Measor, Henry Paul (1841-42)
One experiences a great deal of annoyance on a visit to the pyramids, from the crowds of naked Arabs, who continue to gain a trifle by conducting travellers to the top and interior of the buildings.

Fisk, George (1842)
If it were one's disposition to mention annoyances, a long catalogue might soon be formed, of those which prevail in Egypt, and especially in Cairo, it's great capital.

Warburton, Eliot (1843)
We found, on awakening the day after leaving Assouan, that we had passed Edfou in the night-time, and (shall I confess it?) were rather glad than otherwise. By this time we had been so be-templed and be-ruined, that we look on a city of the Pharaohs with as much indifference as on a club-house in Pall Mall.

Wilson, Thomas (1846)
Our evening levee of Arabs at the tent door is very amusing, and might occupy an artist. Poor fellows! Nothing can be more unassuming and tractable than their behaviour.

Flaubert, Gustave (1849-50)
Reflection: the Egyptian temples bore me profoundly. Are they going to become like the churches of Brittany, the waterfalls in the Pyrinees? Oh necessity! To do what you are supposed to do; to be always according to circumstances (and despite the aversion of the moment) what a young man, or tourist, or an artist, or a son, or a citizen, etc. is supposed to be!

Taylor, Bayard ((1851-52)
[...] I have taken it for granted that the reader will feel more interested --as I was-- in the live Arab, than the dead Pharaoh.

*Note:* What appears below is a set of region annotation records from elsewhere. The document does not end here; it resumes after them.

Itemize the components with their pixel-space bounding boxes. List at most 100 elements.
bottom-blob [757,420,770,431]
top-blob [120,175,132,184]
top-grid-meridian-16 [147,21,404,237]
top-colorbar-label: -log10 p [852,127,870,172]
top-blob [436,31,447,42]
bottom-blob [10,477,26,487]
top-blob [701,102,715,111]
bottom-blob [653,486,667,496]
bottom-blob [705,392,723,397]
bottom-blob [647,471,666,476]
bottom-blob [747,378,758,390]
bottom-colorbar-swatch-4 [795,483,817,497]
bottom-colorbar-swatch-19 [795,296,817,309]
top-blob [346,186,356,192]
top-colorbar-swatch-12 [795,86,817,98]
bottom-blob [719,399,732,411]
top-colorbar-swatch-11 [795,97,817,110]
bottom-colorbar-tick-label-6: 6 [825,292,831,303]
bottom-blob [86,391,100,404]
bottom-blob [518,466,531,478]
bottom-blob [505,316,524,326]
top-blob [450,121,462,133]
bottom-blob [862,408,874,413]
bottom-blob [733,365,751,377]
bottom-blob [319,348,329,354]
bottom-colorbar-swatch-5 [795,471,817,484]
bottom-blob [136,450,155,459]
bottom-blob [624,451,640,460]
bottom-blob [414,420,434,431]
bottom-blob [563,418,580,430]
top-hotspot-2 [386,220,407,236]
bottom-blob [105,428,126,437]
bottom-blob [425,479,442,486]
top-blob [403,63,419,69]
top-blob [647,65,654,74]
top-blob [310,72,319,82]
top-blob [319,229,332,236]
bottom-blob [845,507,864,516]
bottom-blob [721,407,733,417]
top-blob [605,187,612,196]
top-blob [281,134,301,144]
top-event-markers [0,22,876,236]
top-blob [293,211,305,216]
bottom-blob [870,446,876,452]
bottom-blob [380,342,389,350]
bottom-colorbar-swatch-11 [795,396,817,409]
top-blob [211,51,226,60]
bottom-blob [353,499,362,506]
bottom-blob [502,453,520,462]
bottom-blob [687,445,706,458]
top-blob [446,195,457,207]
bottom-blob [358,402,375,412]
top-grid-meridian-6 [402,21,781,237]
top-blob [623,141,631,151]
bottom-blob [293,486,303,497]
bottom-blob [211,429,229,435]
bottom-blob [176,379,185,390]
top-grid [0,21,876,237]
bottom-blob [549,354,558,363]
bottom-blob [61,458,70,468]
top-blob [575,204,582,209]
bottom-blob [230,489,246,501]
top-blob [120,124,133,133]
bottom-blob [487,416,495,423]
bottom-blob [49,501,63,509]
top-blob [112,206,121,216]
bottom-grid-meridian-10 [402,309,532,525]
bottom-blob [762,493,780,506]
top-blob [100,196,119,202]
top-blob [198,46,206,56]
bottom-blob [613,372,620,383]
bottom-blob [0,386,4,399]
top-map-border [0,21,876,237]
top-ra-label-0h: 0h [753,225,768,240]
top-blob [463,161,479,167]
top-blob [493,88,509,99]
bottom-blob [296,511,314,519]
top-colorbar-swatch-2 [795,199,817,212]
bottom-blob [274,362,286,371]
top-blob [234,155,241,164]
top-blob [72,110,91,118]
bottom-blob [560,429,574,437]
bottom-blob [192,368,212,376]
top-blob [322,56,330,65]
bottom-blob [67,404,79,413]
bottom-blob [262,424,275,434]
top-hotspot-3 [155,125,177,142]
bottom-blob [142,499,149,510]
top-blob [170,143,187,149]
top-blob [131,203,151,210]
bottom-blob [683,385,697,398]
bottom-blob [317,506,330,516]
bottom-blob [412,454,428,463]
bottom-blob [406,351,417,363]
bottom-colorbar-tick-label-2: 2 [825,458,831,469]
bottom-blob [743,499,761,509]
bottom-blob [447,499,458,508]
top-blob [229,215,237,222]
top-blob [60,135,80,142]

Kennard, Adam Steinmetz (1854?)
Shopping in Cairo and shopping in London are similar operations in the abstract notion only, viz., that of going out to purchase many different things at many different shops.

Anonymous (1854-55)
In vain does the traveler start from England well armed with quassia,papier tue-mouche, and a variety of professedly infallible means of destroying flies; they are worse than useless in a Nile boat.

Isham, Warren (1856?)
One of the torments of travel in Egypt --worse than the lice-- is encountered in the currency. In other countries, when you have succeeded in getting your funds reduced to the currency of the country, your financial miseries are at end... But not so in Egypt.

Bausman, Benjamin (1857)
Deducting its annoyances, Cairo is a very interesting city of a few weeks' study.